# Tokenization
Tokenization is an algorithm (or set of algorithms) for splitting a phrase, sentence, paragraph, or an entire text document into smaller units, such as individual words, bigrams, or terms.

Each of these smaller units are called tokens. For example, the lexical analyzer (as an algorithm in compiler writing) breaks programming syntaxes into a series of tokens, by removing any whitespace or comments in the source code.

Therefore, tokenization is a process of spliting a string into words, symbols, or any other meaningful tokens (such as bigram or N-grams).

In [2]:
from pyspark.sql import SparkSession
spark=SparkSession.builder.appName("pyspark-ml-tokenizer").getOrCreate()

In [3]:
docs = [(1, "a Fox jumped over FOX"),
            (2, "RED of fox jumpled")]
df = spark.createDataFrame(docs, ["id", "text"])
df.show(truncate=False)

+---+---------------------+
|id |text                 |
+---+---------------------+
|1  |a Fox jumped over FOX|
|2  |RED of fox jumpled   |
+---+---------------------+



In [7]:
from pyspark.ml.feature import Tokenizer
from pyspark.sql.functions import col, udf
from pyspark.sql.types import IntegerType

countTokens = udf(lambda words: len(words), IntegerType())

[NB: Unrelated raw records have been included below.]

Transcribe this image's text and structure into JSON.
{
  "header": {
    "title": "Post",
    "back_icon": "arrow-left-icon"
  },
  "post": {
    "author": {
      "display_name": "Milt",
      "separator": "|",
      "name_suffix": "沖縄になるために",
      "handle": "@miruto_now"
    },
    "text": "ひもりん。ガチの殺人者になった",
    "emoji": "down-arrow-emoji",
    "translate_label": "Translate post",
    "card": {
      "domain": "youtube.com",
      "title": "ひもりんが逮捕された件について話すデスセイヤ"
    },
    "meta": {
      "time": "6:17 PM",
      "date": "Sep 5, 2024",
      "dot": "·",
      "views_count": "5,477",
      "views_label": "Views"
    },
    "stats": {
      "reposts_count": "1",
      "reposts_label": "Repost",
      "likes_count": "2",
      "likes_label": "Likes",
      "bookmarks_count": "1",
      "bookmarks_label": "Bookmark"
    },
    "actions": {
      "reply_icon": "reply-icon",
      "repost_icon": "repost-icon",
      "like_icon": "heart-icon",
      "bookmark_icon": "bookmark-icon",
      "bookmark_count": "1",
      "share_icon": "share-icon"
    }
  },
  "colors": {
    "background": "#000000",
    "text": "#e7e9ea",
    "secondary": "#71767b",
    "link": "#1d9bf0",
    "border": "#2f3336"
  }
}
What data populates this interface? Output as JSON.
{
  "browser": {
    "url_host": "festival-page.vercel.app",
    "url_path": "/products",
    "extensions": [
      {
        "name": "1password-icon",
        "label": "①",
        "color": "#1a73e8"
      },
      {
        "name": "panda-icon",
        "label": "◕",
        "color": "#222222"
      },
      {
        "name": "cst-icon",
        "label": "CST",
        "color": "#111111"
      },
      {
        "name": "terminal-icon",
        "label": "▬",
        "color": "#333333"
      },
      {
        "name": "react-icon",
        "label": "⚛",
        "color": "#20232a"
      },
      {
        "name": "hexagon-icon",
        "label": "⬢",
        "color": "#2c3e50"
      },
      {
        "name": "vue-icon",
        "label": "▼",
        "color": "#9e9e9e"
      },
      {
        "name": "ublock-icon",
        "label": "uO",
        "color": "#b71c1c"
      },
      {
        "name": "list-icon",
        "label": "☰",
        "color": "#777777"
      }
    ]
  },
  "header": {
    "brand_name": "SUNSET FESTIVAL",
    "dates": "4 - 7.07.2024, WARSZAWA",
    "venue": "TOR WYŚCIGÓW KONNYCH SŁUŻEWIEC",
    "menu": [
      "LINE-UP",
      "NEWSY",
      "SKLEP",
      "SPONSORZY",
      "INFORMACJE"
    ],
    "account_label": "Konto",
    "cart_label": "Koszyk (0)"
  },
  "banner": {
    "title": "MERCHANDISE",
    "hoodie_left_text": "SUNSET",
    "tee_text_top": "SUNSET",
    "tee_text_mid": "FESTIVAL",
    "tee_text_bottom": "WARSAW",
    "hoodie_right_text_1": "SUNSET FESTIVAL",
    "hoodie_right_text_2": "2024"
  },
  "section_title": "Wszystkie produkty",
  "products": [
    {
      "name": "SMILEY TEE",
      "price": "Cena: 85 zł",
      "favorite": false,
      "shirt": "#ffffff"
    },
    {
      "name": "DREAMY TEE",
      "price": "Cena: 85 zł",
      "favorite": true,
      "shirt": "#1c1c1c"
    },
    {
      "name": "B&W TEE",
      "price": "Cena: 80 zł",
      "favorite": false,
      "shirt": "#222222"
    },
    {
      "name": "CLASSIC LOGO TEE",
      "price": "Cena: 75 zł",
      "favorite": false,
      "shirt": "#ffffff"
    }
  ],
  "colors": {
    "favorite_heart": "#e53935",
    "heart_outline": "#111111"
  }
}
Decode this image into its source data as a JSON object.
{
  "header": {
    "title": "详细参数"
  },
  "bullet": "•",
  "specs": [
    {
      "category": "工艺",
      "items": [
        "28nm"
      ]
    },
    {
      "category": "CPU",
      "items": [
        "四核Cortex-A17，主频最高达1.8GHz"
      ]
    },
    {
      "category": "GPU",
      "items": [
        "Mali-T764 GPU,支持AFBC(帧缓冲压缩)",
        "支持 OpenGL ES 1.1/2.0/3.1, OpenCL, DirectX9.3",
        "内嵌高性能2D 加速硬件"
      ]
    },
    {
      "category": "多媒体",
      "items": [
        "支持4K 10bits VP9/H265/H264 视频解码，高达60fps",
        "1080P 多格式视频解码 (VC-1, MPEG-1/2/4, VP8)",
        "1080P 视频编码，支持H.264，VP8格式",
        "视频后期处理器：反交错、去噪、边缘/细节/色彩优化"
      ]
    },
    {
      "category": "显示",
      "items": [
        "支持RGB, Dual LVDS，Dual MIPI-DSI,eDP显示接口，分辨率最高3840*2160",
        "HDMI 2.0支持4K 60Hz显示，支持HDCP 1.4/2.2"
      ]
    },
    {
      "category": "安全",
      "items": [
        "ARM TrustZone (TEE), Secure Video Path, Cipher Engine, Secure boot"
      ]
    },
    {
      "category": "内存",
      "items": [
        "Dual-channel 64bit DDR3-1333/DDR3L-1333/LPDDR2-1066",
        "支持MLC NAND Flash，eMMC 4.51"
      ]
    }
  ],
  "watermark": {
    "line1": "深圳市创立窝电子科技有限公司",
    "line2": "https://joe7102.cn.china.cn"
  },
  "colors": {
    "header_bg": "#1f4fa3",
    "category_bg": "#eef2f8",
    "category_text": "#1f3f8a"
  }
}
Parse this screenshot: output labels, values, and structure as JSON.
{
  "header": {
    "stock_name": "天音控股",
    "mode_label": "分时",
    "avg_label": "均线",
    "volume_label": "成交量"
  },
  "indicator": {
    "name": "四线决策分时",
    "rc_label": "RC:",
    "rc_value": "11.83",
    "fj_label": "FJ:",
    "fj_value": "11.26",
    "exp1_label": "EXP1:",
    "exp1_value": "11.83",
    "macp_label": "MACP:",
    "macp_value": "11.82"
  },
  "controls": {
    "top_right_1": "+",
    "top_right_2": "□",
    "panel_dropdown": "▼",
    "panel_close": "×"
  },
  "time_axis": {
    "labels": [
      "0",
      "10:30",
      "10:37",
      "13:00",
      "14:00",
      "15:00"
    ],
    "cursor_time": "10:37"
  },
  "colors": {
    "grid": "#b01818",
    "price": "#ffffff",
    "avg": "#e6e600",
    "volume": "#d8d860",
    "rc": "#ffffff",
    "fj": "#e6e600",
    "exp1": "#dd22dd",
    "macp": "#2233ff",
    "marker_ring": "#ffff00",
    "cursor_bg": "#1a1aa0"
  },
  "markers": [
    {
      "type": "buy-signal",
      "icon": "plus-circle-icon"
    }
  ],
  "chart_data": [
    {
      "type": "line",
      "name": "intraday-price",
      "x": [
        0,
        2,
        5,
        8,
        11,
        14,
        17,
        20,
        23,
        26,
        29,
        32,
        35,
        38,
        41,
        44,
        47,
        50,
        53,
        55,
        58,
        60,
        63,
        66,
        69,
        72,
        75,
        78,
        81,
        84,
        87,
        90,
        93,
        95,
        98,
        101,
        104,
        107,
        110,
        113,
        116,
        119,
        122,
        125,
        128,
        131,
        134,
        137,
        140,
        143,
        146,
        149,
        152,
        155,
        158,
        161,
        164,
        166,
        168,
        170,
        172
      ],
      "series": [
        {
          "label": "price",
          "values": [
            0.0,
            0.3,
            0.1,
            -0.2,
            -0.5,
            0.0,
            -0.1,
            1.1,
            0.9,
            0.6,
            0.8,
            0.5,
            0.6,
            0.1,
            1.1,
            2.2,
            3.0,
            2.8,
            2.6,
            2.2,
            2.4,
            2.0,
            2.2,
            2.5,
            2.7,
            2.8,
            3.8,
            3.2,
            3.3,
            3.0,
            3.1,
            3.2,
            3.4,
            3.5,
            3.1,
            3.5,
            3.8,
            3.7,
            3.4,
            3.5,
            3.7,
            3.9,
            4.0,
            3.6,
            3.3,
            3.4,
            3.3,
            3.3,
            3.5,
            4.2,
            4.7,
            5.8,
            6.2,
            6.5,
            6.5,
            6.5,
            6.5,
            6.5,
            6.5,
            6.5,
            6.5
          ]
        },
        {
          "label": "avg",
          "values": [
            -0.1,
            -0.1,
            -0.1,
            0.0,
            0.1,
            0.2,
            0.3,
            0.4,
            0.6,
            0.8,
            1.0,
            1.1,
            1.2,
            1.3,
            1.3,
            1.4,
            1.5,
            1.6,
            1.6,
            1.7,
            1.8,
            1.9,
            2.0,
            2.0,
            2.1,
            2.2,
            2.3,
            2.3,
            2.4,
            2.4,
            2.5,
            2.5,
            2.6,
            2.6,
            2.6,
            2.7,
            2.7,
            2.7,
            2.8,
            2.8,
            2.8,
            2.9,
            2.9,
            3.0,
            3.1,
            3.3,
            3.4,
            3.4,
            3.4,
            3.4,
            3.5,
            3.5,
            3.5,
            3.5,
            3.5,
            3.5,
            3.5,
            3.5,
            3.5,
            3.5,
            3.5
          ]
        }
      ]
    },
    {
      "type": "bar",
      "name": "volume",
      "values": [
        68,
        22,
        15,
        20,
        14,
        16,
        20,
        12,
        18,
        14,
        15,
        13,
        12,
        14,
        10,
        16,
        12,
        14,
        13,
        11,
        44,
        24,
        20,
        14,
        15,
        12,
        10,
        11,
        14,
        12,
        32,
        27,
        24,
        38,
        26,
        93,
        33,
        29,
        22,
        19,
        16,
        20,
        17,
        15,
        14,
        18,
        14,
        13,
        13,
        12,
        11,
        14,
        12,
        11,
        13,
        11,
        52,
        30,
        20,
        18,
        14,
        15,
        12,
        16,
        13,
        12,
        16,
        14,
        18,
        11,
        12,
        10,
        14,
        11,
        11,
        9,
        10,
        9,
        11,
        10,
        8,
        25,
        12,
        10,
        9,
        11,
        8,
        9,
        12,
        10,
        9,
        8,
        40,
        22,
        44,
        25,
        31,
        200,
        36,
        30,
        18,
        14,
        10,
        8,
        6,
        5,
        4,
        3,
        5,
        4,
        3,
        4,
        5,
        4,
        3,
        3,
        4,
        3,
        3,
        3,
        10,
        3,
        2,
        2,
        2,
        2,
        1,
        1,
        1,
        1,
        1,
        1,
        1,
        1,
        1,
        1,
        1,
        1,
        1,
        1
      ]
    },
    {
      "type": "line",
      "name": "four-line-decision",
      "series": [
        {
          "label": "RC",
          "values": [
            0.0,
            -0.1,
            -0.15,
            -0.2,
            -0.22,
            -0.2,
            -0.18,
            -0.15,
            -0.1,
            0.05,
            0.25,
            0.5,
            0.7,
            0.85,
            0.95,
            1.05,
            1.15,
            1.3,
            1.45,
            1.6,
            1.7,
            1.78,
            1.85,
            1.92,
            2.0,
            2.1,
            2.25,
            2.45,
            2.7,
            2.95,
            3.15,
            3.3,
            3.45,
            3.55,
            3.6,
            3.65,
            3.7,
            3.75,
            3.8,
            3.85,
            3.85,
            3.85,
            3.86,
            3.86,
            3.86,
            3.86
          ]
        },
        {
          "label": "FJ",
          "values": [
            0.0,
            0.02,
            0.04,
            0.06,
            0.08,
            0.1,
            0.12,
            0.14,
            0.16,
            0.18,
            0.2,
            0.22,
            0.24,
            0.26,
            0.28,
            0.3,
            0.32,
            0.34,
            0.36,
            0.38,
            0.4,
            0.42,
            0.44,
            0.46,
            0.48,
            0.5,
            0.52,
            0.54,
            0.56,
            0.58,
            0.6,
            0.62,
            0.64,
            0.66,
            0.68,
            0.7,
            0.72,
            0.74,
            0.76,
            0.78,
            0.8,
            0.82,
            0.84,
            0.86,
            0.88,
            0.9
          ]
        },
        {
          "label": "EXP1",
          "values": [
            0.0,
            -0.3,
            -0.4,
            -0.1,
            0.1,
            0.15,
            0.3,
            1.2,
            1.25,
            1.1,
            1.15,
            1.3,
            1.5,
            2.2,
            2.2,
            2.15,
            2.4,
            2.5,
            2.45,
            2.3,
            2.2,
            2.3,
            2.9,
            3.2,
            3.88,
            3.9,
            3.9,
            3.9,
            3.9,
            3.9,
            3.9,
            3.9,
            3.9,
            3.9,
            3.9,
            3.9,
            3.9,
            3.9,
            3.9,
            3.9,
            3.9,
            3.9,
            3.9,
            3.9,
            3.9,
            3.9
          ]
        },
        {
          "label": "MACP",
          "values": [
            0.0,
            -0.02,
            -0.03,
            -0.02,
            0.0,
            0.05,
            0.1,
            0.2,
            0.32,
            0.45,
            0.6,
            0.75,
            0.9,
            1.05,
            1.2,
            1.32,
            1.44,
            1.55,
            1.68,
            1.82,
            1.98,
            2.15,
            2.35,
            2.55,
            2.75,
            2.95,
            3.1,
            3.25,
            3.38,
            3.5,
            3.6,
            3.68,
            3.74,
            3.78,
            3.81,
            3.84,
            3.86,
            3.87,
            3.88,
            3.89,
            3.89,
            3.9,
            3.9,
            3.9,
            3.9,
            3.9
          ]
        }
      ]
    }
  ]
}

tokenizer = Tokenizer(inputCol="text", outputCol="tokens")
tokenized = tokenizer.transform(df)
tokenized.select("text", "tokens").withColumn("tokens_length", countTokens(col("tokens"))).show(truncate=False)

+---------------------+---------------------------+-------------+
|text                 |tokens                     |tokens_length|
+---------------------+---------------------------+-------------+
|a Fox jumped over FOX|[a, fox, jumped, over, fox]|5            |
|RED of fox jumpled   |[red, of, fox, jumpled]    |4            |
+---------------------+---------------------------+-------------+



# RegexTokenizer

In [8]:
from pyspark.ml.feature import Tokenizer, RegexTokenizer
regexTokenizer = RegexTokenizer(inputCol="text", outputCol="tokens",
pattern="\\W", minTokenLength=3)
regex_tokenized = regexTokenizer.transform(df)
regex_tokenized.select("text", "tokens").withColumn("tokens_length", countTokens(col("tokens"))).show(truncate=False)

+---------------------+------------------------+-------------+
|text                 |tokens                  |tokens_length|
+---------------------+------------------------+-------------+
|a Fox jumped over FOX|[fox, jumped, over, fox]|4            |
|RED of fox jumpled   |[red, fox, jumpled]     |3            |
+---------------------+------------------------+-------------+



# Tokenization with Pipeline

In [9]:
docs = [(1, "a Fox jumped, over, the fence?"),
            (2, "a RED, of fox?")]
df = spark.createDataFrame(docs, ["id", "text"])
df.show(truncate=False)

+---+------------------------------+
|id |text                          |
+---+------------------------------+
|1  |a Fox jumped, over, the fence?|
|2  |a RED, of fox?                |
+---+------------------------------+



In [10]:
from pyspark.ml import Pipeline
from pyspark.ml.feature import StopWordsRemover

tk = RegexTokenizer(pattern=r'(?:\p{Punct}|\s)+', inputCol="text", outputCol='text2')
sw = StopWordsRemover(inputCol='text2', outputCol='text3')
pipeline = Pipeline(stages=[tk, sw])
df4 = pipeline.fit(df).transform(df)
df4.show(truncate=False)

+---+------------------------------+----------------------------------+--------------------+
|id |text                          |text2                             |text3               |
+---+------------------------------+----------------------------------+--------------------+
|1  |a Fox jumped, over, the fence?|[a, fox, jumped, over, the, fence]|[fox, jumped, fence]|
|2  |a RED, of fox?                |[a, red, of, fox]                 |[red, fox]          |
+---+------------------------------+----------------------------------+--------------------+